Technologies: young Europeans can aim higher

Currently in the European Union, men far outnumber women in information and communication technologies. In 2021, less than one in five specialists in this field was a woman. More broadly, in business and finance, less than one in ten of the EU’s largest listed companies have a woman as chair or CEO.

In Prague, we meet two young women who are determined to make a difference from this point of view. They come from both ends of Europe and both dream of being future business leaders. “My main interest is sustainable development and I would like to work in companies that act for the environment,” confides to us the Turinese Consolata Losana, 21 years old. Olubukola Adebowale, nicknamed Bukky, 23, comes from Kildare in Ireland. “My big fight is for women and people of color to have access to everything in society,” she points out.

Agents of change in the “numerical revolution”

Bukky and Consolata are in the Czech capital, along with 27 other young students from EU countries, but also from the Western Balkans and Ukraine to participate in a Summer Course for Women in Leadership in the Digital Age organized by technology company Huawei.

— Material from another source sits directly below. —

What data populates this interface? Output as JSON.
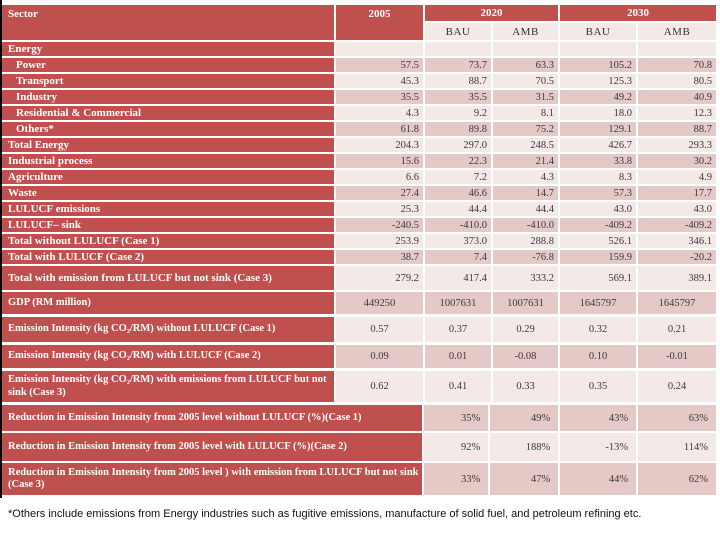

“What we try to do with our Courses,” said Berta Herrero Estalayo, Director of Equality, Diversity and Inclusion at Huawei EU, “is about giving women the tools and skills they need to not only shape, but also lead the digital revolution.”

During this training, current leaders from the worlds of technology, business and politics made the trip to challenge these future agents of change to contribute to the reduction of gender inequalities. Among them, Caroline Ramade, founder and CEO of 50inTech, lists the lines of action: “We must reduce the pay gap, achieve fair professional development and a better work-life balance.”

“This question is not as simple as one thinks,” ensures Olubukola Adebowale. “For example, when we look at this question,” she continues, “we don’t just consider women, but also women of color, women with disabilities and others.”

Social issues and public speaking

Climate change, sustainable development and energy transition are all subjects to be debated for these young women who seek to build the Europe of tomorrow.

“The climate crisis must be considered the top priority,” assures Consolata Losana, “but clearly, I don’t want to forget that sustainable development has a social component, no one should be left behind.”

During their Summer Course, the Consolata and Bukky team imagined a training and networking platform to help SMEs navigate the digital and sustainable world.

They had to overcome their stress to present their idea on stage. This speech is a useful experience according to Bukky who was satisfied with her intervention. And for good reason, the two young women received a Prize at the closing ceremony of the Summer Course at Troja Castle.

The two students have hope and motivation to resell for the future: It gave me a boost of confidence to take all my ideas and channel them into the future for the benefit of younger generations,” recognizes Bukky. “I’m extremely grateful, I’m sad it’s over, but I know it’s just the start of something big,” assures Consolata.